Twelve photos from each day of our Africa adventure.
And by “each day” we mean “each day we feel like including.” We’re skipping two right now. One was a day off to do laundry, catch up on the journal, use the Internet, clean up, and take a nap. The nap pictures are good, but the other ones are kind of boring. (Kidding. We didn’t take pics that day.) The other day we’re skipping was a trip to Victoria Falls in Zimbabwe. It was an interesting place, but Mike is disappointed in the pictures because of all the mist and rain, so he skipped sorting and editing them. I think they’re interesting, just like the falls. I hope to write a more detailed post about that day and will select photos then.
So . . . upon leaving Chobe Safari Lodge, we drove the 4WD track along the riverfront, then crossed the border into Namibia on the Caprivi strip.
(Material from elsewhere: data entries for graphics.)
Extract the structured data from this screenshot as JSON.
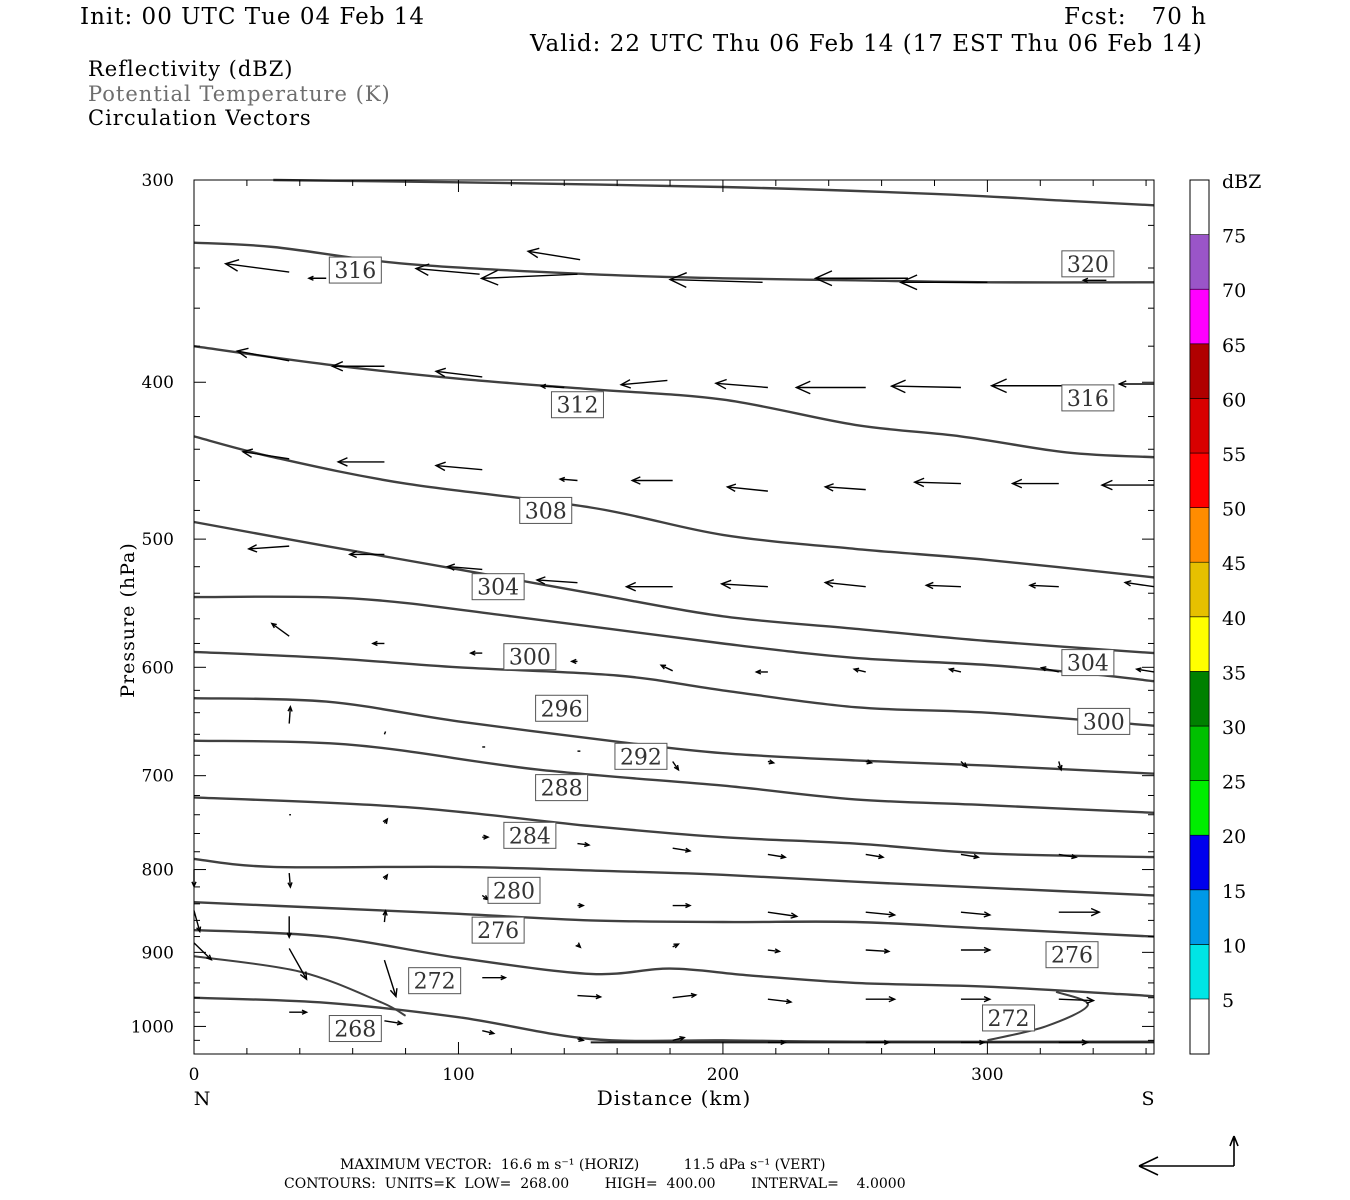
{
  "header": {
    "init": "Init: 00 UTC Tue 04 Feb 14",
    "fcst": "Fcst:   70 h",
    "valid": "Valid: 22 UTC Thu 06 Feb 14 (17 EST Thu 06 Feb 14)"
  },
  "fields": {
    "reflectivity": "Reflectivity (dBZ)",
    "theta": "Potential Temperature (K)",
    "vectors": "Circulation Vectors"
  },
  "footer": {
    "max_vector": "MAXIMUM VECTOR:  16.6 m s⁻¹ (HORIZ)          11.5 dPa s⁻¹ (VERT)",
    "contours": "CONTOURS:  UNITS=K  LOW=  268.00        HIGH=  400.00        INTERVAL=    4.0000"
  },
  "colorbar": {
    "title": "dBZ",
    "labels": [
      "5",
      "10",
      "15",
      "20",
      "25",
      "30",
      "35",
      "40",
      "45",
      "50",
      "55",
      "60",
      "65",
      "70",
      "75"
    ],
    "colors": [
      "#00e5e5",
      "#0099e6",
      "#0000ee",
      "#00ee00",
      "#00c000",
      "#008000",
      "#ffff00",
      "#e6c000",
      "#ff8c00",
      "#ff0000",
      "#d80000",
      "#b00000",
      "#ff00ff",
      "#9a55c8"
    ]
  },
  "chart_data": {
    "type": "cross-section",
    "title": "",
    "xlabel": "Distance (km)",
    "ylabel": "Pressure (hPa)",
    "xlim": [
      0,
      363
    ],
    "ylim": [
      1040,
      300
    ],
    "y_scale": "log",
    "xticks": [
      0,
      100,
      200,
      300
    ],
    "yticks": [
      300,
      400,
      500,
      600,
      700,
      800,
      900,
      1000
    ],
    "left_end_label": "N",
    "right_end_label": "S",
    "contour_color": "#404040",
    "isentropes": [
      {
        "theta": 320,
        "points": [
          [
            30,
            300
          ],
          [
            100,
            301
          ],
          [
            200,
            303
          ],
          [
            280,
            306
          ],
          [
            330,
            309
          ],
          [
            363,
            311
          ]
        ]
      },
      {
        "theta": 316,
        "points": [
          [
            0,
            328
          ],
          [
            30,
            330
          ],
          [
            80,
            338
          ],
          [
            150,
            343
          ],
          [
            200,
            345
          ],
          [
            250,
            346
          ],
          [
            300,
            347
          ],
          [
            363,
            347
          ]
        ]
      },
      {
        "theta": 312,
        "points": [
          [
            0,
            380
          ],
          [
            50,
            390
          ],
          [
            100,
            398
          ],
          [
            150,
            404
          ],
          [
            200,
            410
          ],
          [
            250,
            425
          ],
          [
            290,
            432
          ],
          [
            330,
            442
          ],
          [
            363,
            445
          ]
        ]
      },
      {
        "theta": 308,
        "points": [
          [
            0,
            432
          ],
          [
            30,
            445
          ],
          [
            80,
            462
          ],
          [
            150,
            478
          ],
          [
            200,
            497
          ],
          [
            250,
            507
          ],
          [
            300,
            515
          ],
          [
            363,
            528
          ]
        ]
      },
      {
        "theta": 304,
        "points": [
          [
            0,
            488
          ],
          [
            50,
            505
          ],
          [
            100,
            522
          ],
          [
            150,
            540
          ],
          [
            200,
            558
          ],
          [
            250,
            568
          ],
          [
            300,
            578
          ],
          [
            363,
            588
          ]
        ]
      },
      {
        "theta": 300,
        "points": [
          [
            0,
            543
          ],
          [
            60,
            544
          ],
          [
            120,
            558
          ],
          [
            200,
            580
          ],
          [
            250,
            592
          ],
          [
            300,
            598
          ],
          [
            340,
            606
          ],
          [
            363,
            612
          ]
        ]
      },
      {
        "theta": 296,
        "points": [
          [
            0,
            587
          ],
          [
            50,
            592
          ],
          [
            100,
            600
          ],
          [
            160,
            607
          ],
          [
            200,
            620
          ],
          [
            250,
            635
          ],
          [
            300,
            640
          ],
          [
            363,
            652
          ]
        ]
      },
      {
        "theta": 292,
        "points": [
          [
            0,
            627
          ],
          [
            50,
            630
          ],
          [
            100,
            648
          ],
          [
            160,
            667
          ],
          [
            200,
            678
          ],
          [
            250,
            685
          ],
          [
            300,
            690
          ],
          [
            363,
            698
          ]
        ]
      },
      {
        "theta": 288,
        "points": [
          [
            0,
            666
          ],
          [
            60,
            670
          ],
          [
            130,
            694
          ],
          [
            200,
            710
          ],
          [
            250,
            724
          ],
          [
            300,
            730
          ],
          [
            363,
            738
          ]
        ]
      },
      {
        "theta": 284,
        "points": [
          [
            0,
            722
          ],
          [
            80,
            732
          ],
          [
            150,
            752
          ],
          [
            200,
            764
          ],
          [
            250,
            771
          ],
          [
            300,
            782
          ],
          [
            363,
            786
          ]
        ]
      },
      {
        "theta": 280,
        "points": [
          [
            0,
            788
          ],
          [
            30,
            797
          ],
          [
            100,
            797
          ],
          [
            160,
            802
          ],
          [
            200,
            806
          ],
          [
            250,
            814
          ],
          [
            300,
            821
          ],
          [
            363,
            830
          ]
        ]
      },
      {
        "theta": 276,
        "points": [
          [
            0,
            838
          ],
          [
            50,
            845
          ],
          [
            100,
            852
          ],
          [
            150,
            860
          ],
          [
            200,
            862
          ],
          [
            250,
            862
          ],
          [
            300,
            870
          ],
          [
            363,
            880
          ]
        ]
      },
      {
        "theta": 272,
        "points": [
          [
            0,
            872
          ],
          [
            50,
            880
          ],
          [
            100,
            907
          ],
          [
            150,
            928
          ],
          [
            180,
            921
          ],
          [
            210,
            930
          ],
          [
            250,
            940
          ],
          [
            300,
            945
          ],
          [
            350,
            955
          ],
          [
            363,
            958
          ]
        ]
      },
      {
        "theta": 268,
        "points": [
          [
            0,
            960
          ],
          [
            50,
            967
          ],
          [
            100,
            987
          ],
          [
            150,
            1018
          ],
          [
            200,
            1020
          ],
          [
            250,
            1022
          ],
          [
            363,
            1022
          ]
        ]
      }
    ],
    "closed_272": [
      [
        0,
        905
      ],
      [
        40,
        925
      ],
      [
        70,
        965
      ],
      [
        80,
        985
      ]
    ],
    "closed_272_east": [
      [
        300,
        1020
      ],
      [
        322,
        1000
      ],
      [
        338,
        970
      ],
      [
        326,
        952
      ]
    ],
    "ground": [
      [
        150,
        1023
      ],
      [
        363,
        1023
      ]
    ],
    "contour_labels": [
      {
        "text": "316",
        "x": 61,
        "p": 341
      },
      {
        "text": "320",
        "x": 338,
        "p": 338
      },
      {
        "text": "312",
        "x": 145,
        "p": 413
      },
      {
        "text": "316",
        "x": 338,
        "p": 409
      },
      {
        "text": "308",
        "x": 133,
        "p": 480
      },
      {
        "text": "304",
        "x": 115,
        "p": 535
      },
      {
        "text": "300",
        "x": 127,
        "p": 591
      },
      {
        "text": "304",
        "x": 338,
        "p": 596
      },
      {
        "text": "296",
        "x": 139,
        "p": 636
      },
      {
        "text": "300",
        "x": 344,
        "p": 648
      },
      {
        "text": "292",
        "x": 169,
        "p": 681
      },
      {
        "text": "288",
        "x": 139,
        "p": 712
      },
      {
        "text": "284",
        "x": 127,
        "p": 762
      },
      {
        "text": "280",
        "x": 121,
        "p": 824
      },
      {
        "text": "276",
        "x": 115,
        "p": 872
      },
      {
        "text": "276",
        "x": 332,
        "p": 903
      },
      {
        "text": "272",
        "x": 91,
        "p": 937
      },
      {
        "text": "272",
        "x": 308,
        "p": 988
      },
      {
        "text": "268",
        "x": 61,
        "p": 1003
      }
    ],
    "vectors": [
      {
        "x": 36,
        "p": 342,
        "u": -11,
        "w": 0.6
      },
      {
        "x": 50,
        "p": 345,
        "u": -3,
        "w": 0
      },
      {
        "x": 108,
        "p": 343,
        "u": -11,
        "w": 0.4
      },
      {
        "x": 145,
        "p": 343,
        "u": -16.6,
        "w": -0.3
      },
      {
        "x": 146,
        "p": 336,
        "u": -9,
        "w": 0.6
      },
      {
        "x": 215,
        "p": 347,
        "u": -16,
        "w": 0.2
      },
      {
        "x": 270,
        "p": 345,
        "u": -16,
        "w": 0
      },
      {
        "x": 300,
        "p": 347,
        "u": -15,
        "w": 0
      },
      {
        "x": 345,
        "p": 346,
        "u": -4,
        "w": 0
      },
      {
        "x": 36,
        "p": 388,
        "u": -9,
        "w": 0.7
      },
      {
        "x": 72,
        "p": 391,
        "u": -9,
        "w": 0
      },
      {
        "x": 109,
        "p": 397,
        "u": -8,
        "w": 0.4
      },
      {
        "x": 140,
        "p": 403,
        "u": -4,
        "w": 0.1
      },
      {
        "x": 179,
        "p": 399,
        "u": -8,
        "w": -0.3
      },
      {
        "x": 217,
        "p": 403,
        "u": -9,
        "w": 0.3
      },
      {
        "x": 254,
        "p": 403,
        "u": -12,
        "w": 0
      },
      {
        "x": 290,
        "p": 403,
        "u": -12,
        "w": 0.1
      },
      {
        "x": 330,
        "p": 402,
        "u": -13,
        "w": 0
      },
      {
        "x": 363,
        "p": 401,
        "u": -6,
        "w": 0
      },
      {
        "x": 36,
        "p": 446,
        "u": -8,
        "w": 0.5
      },
      {
        "x": 72,
        "p": 448,
        "u": -8,
        "w": 0
      },
      {
        "x": 109,
        "p": 453,
        "u": -8,
        "w": 0.3
      },
      {
        "x": 145,
        "p": 460,
        "u": -3,
        "w": 0.1
      },
      {
        "x": 181,
        "p": 460,
        "u": -7,
        "w": 0
      },
      {
        "x": 217,
        "p": 467,
        "u": -7,
        "w": 0.3
      },
      {
        "x": 254,
        "p": 466,
        "u": -7,
        "w": 0.2
      },
      {
        "x": 290,
        "p": 462,
        "u": -8,
        "w": 0.1
      },
      {
        "x": 327,
        "p": 462,
        "u": -8,
        "w": 0
      },
      {
        "x": 363,
        "p": 463,
        "u": -9,
        "w": 0
      },
      {
        "x": 36,
        "p": 505,
        "u": -7,
        "w": -0.2
      },
      {
        "x": 72,
        "p": 511,
        "u": -6,
        "w": 0
      },
      {
        "x": 109,
        "p": 522,
        "u": -6,
        "w": 0.2
      },
      {
        "x": 145,
        "p": 532,
        "u": -7,
        "w": 0.2
      },
      {
        "x": 181,
        "p": 535,
        "u": -8,
        "w": 0
      },
      {
        "x": 217,
        "p": 535,
        "u": -8,
        "w": 0.2
      },
      {
        "x": 254,
        "p": 535,
        "u": -7,
        "w": 0.3
      },
      {
        "x": 290,
        "p": 535,
        "u": -6,
        "w": 0.1
      },
      {
        "x": 327,
        "p": 535,
        "u": -5,
        "w": 0.1
      },
      {
        "x": 363,
        "p": 535,
        "u": -5,
        "w": 0.3
      },
      {
        "x": 36,
        "p": 574,
        "u": -3,
        "w": 0.9
      },
      {
        "x": 72,
        "p": 580,
        "u": -2,
        "w": 0
      },
      {
        "x": 109,
        "p": 588,
        "u": -2,
        "w": 0
      },
      {
        "x": 145,
        "p": 595,
        "u": -1,
        "w": 0
      },
      {
        "x": 181,
        "p": 603,
        "u": -2,
        "w": 0.4
      },
      {
        "x": 217,
        "p": 604,
        "u": -2,
        "w": 0
      },
      {
        "x": 254,
        "p": 604,
        "u": -2,
        "w": 0.2
      },
      {
        "x": 290,
        "p": 604,
        "u": -2,
        "w": 0.2
      },
      {
        "x": 327,
        "p": 604,
        "u": -3,
        "w": 0.3
      },
      {
        "x": 363,
        "p": 604,
        "u": -3,
        "w": 0.2
      },
      {
        "x": 36,
        "p": 650,
        "u": 0.2,
        "w": 1.2
      },
      {
        "x": 72,
        "p": 660,
        "u": 0.2,
        "w": 0.2
      },
      {
        "x": 109,
        "p": 672,
        "u": 0.5,
        "w": 0
      },
      {
        "x": 145,
        "p": 676,
        "u": 0.5,
        "w": 0
      },
      {
        "x": 181,
        "p": 686,
        "u": 1,
        "w": -0.6
      },
      {
        "x": 217,
        "p": 686,
        "u": 1,
        "w": -0.1
      },
      {
        "x": 254,
        "p": 686,
        "u": 1,
        "w": -0.1
      },
      {
        "x": 290,
        "p": 686,
        "u": 1,
        "w": -0.4
      },
      {
        "x": 327,
        "p": 686,
        "u": 0.4,
        "w": -0.6
      },
      {
        "x": 36,
        "p": 740,
        "u": 0.3,
        "w": 0
      },
      {
        "x": 72,
        "p": 749,
        "u": 0.5,
        "w": 0.3
      },
      {
        "x": 109,
        "p": 764,
        "u": 1,
        "w": 0
      },
      {
        "x": 145,
        "p": 771,
        "u": 2,
        "w": -0.1
      },
      {
        "x": 181,
        "p": 776,
        "u": 3,
        "w": -0.2
      },
      {
        "x": 217,
        "p": 783,
        "u": 3,
        "w": -0.2
      },
      {
        "x": 254,
        "p": 783,
        "u": 3,
        "w": -0.2
      },
      {
        "x": 290,
        "p": 783,
        "u": 3,
        "w": -0.2
      },
      {
        "x": 327,
        "p": 783,
        "u": 3,
        "w": -0.2
      },
      {
        "x": 0,
        "p": 800,
        "u": 0,
        "w": -1.2
      },
      {
        "x": 36,
        "p": 804,
        "u": 0.2,
        "w": -1.0
      },
      {
        "x": 72,
        "p": 811,
        "u": 0.5,
        "w": 0.3
      },
      {
        "x": 109,
        "p": 830,
        "u": 1,
        "w": -0.3
      },
      {
        "x": 145,
        "p": 842,
        "u": 1,
        "w": 0
      },
      {
        "x": 181,
        "p": 842,
        "u": 3,
        "w": 0
      },
      {
        "x": 217,
        "p": 850,
        "u": 5,
        "w": -0.3
      },
      {
        "x": 254,
        "p": 850,
        "u": 5,
        "w": -0.2
      },
      {
        "x": 290,
        "p": 850,
        "u": 5,
        "w": -0.2
      },
      {
        "x": 327,
        "p": 850,
        "u": 7,
        "w": 0
      },
      {
        "x": 0,
        "p": 848,
        "u": 1,
        "w": -1.5
      },
      {
        "x": 36,
        "p": 855,
        "u": 0,
        "w": -1.5
      },
      {
        "x": 72,
        "p": 862,
        "u": 0.2,
        "w": 0.8
      },
      {
        "x": 109,
        "p": 875,
        "u": -1,
        "w": 0
      },
      {
        "x": 145,
        "p": 890,
        "u": 0.5,
        "w": -0.2
      },
      {
        "x": 181,
        "p": 893,
        "u": 1,
        "w": 0.2
      },
      {
        "x": 217,
        "p": 897,
        "u": 2,
        "w": -0.1
      },
      {
        "x": 254,
        "p": 897,
        "u": 4,
        "w": -0.1
      },
      {
        "x": 290,
        "p": 897,
        "u": 5,
        "w": 0
      },
      {
        "x": 327,
        "p": 897,
        "u": 6,
        "w": 0
      },
      {
        "x": 0,
        "p": 888,
        "u": 3,
        "w": -1.2
      },
      {
        "x": 36,
        "p": 895,
        "u": 3,
        "w": -2.2
      },
      {
        "x": 72,
        "p": 910,
        "u": 2,
        "w": -2.6
      },
      {
        "x": 109,
        "p": 933,
        "u": 4,
        "w": 0
      },
      {
        "x": 145,
        "p": 957,
        "u": 4,
        "w": -0.1
      },
      {
        "x": 181,
        "p": 960,
        "u": 4,
        "w": 0.2
      },
      {
        "x": 217,
        "p": 962,
        "u": 4,
        "w": -0.2
      },
      {
        "x": 254,
        "p": 962,
        "u": 5,
        "w": 0
      },
      {
        "x": 290,
        "p": 962,
        "u": 5,
        "w": 0
      },
      {
        "x": 327,
        "p": 962,
        "u": 6,
        "w": -0.1
      },
      {
        "x": 36,
        "p": 980,
        "u": 3,
        "w": 0
      },
      {
        "x": 72,
        "p": 992,
        "u": 3,
        "w": -0.2
      },
      {
        "x": 109,
        "p": 1006,
        "u": 2,
        "w": -0.2
      },
      {
        "x": 145,
        "p": 1018,
        "u": 1,
        "w": -0.1
      },
      {
        "x": 181,
        "p": 1020,
        "u": 2,
        "w": 0.2
      },
      {
        "x": 217,
        "p": 1023,
        "u": 3,
        "w": 0
      },
      {
        "x": 254,
        "p": 1023,
        "u": 4,
        "w": 0
      },
      {
        "x": 290,
        "p": 1023,
        "u": 4,
        "w": 0
      },
      {
        "x": 327,
        "p": 1023,
        "u": 5,
        "w": 0
      }
    ]
  }
}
All of these pictures are from the riverfront drive. You’ll see Namibia next time.
Elephants filed out of the trees and down the bank to the river for morning drinks and baths. Tons and tons of elephants.
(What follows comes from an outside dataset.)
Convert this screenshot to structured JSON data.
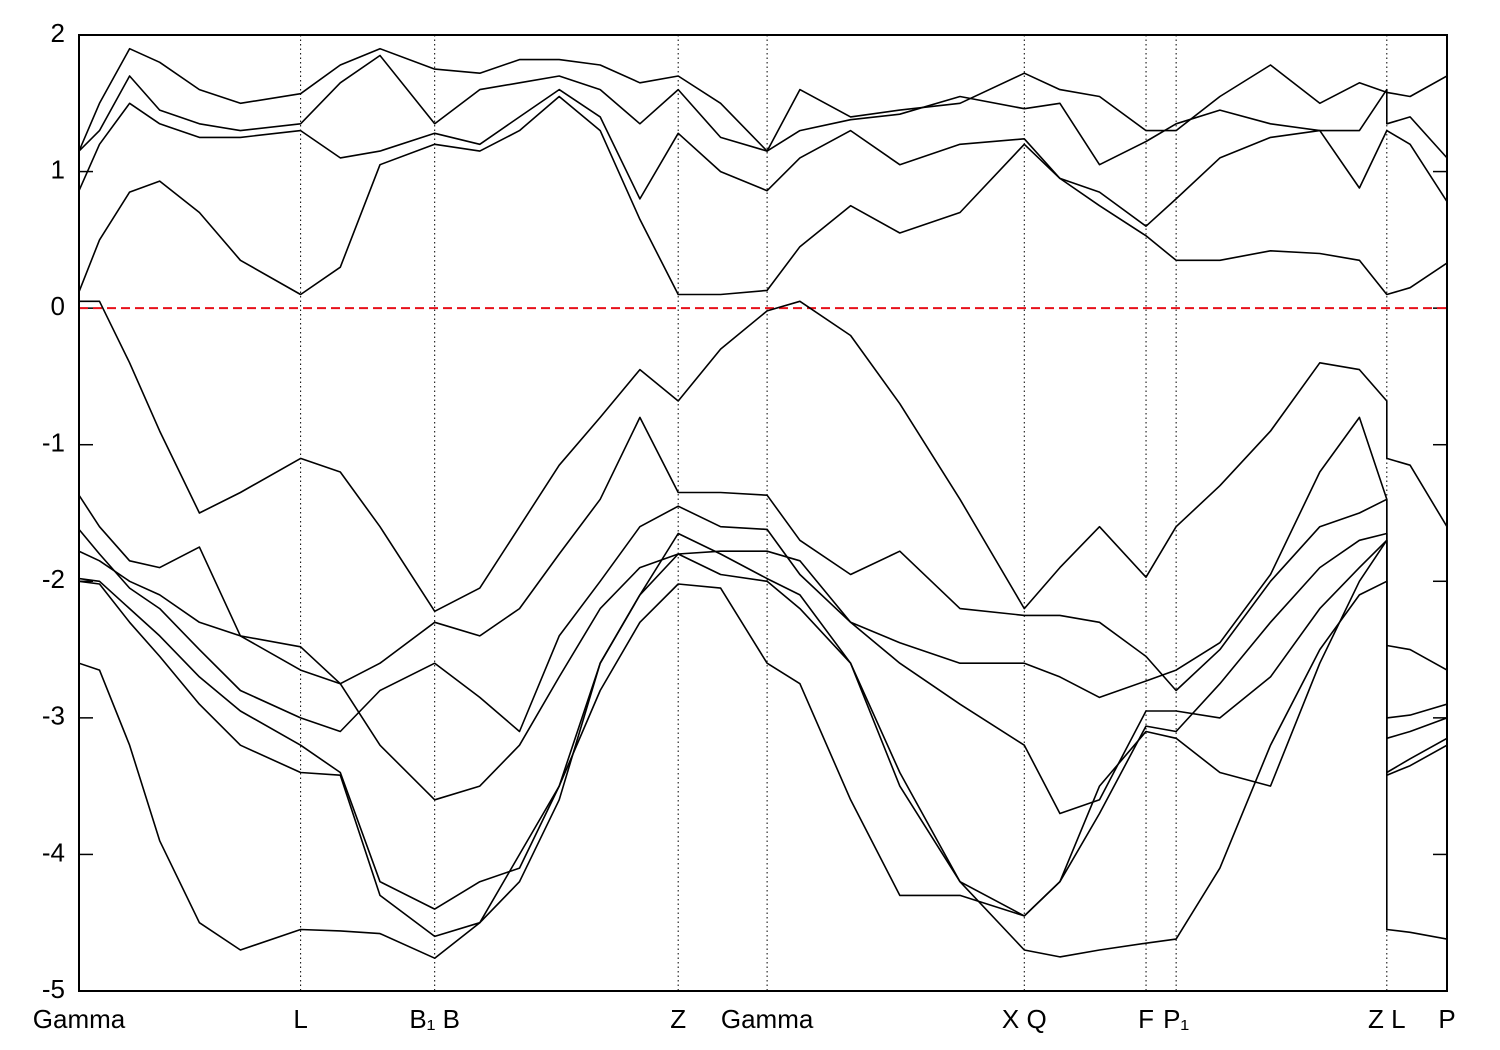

When we parked the car and turned off the engine, we seemed to become part of the landscape. The elephants noted us, but walked quite close anyway, as close as 15 feet away from the open windows of the car. We didn’t take pictures when they were that close; we didn’t talk; we didn’t move. I felt protected in the car, but I didn’t want to startle them, either. What might a startled elephant do? What might a dozen startled elephants do? I don’t want to know.
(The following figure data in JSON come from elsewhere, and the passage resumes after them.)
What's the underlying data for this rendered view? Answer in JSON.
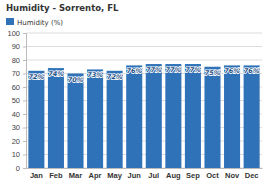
{
  "chart_data": {
    "type": "bar",
    "title": "Humidity - Sorrento, FL",
    "categories": [
      "Jan",
      "Feb",
      "Mar",
      "Apr",
      "May",
      "Jun",
      "Jul",
      "Aug",
      "Sep",
      "Oct",
      "Nov",
      "Dec"
    ],
    "series": [
      {
        "name": "Humidity (%)",
        "color": "#2f72b8",
        "values": [
          72,
          74,
          70,
          73,
          72,
          76,
          77,
          77,
          77,
          75,
          76,
          76
        ],
        "value_labels": [
          "72%",
          "74%",
          "70%",
          "73%",
          "72%",
          "76%",
          "77%",
          "77%",
          "77%",
          "75%",
          "76%",
          "76%"
        ]
      }
    ],
    "ylim": [
      0,
      100
    ],
    "yticks": [
      0,
      10,
      20,
      30,
      40,
      50,
      60,
      70,
      80,
      90,
      100
    ],
    "grid": true,
    "data_labels": true,
    "legend": "top-left"
  }
}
The elephants enjoy the water. A lot of roughhousing takes place amongst the youngsters. Here, four different pairs tussle.
Another way to cool down is to spray mud all over one’s body. Water, mud, dry dust: It doesn’t matter; it’s all good.
Hippos were out, too. They don’t play. When they tussle, they seem to be making an angry point. Grumps.
A spoonbill. Is that a crazy bill or what?
A puku, I believe. It looks like the lechwe but doesn’t have black on the front legs. They aren’t widely distributed, so this is a rare find, I’m told . . .
. . . unlike impalas, which seem to be everywhere in great numbers.
“Take my picture.”
“How ’bout mine?”
I think it can be hard to get attention when you’re an impala. Not a bad thing if the attention is coming from, say, a lion. Impalas are pretty, and I’m always happy to see them.
“You know you want to take my picture. You think I’m strange and beautiful.”
Yes, I think giraffes are strange and beautiful. And they lend themselves to some interesting shots.
Then there’s the lovely patterned hide that zips up the back.
I wonder how many yards of this a giraffe needs to make a coat.
Now we are out of Botswana and into Namibia.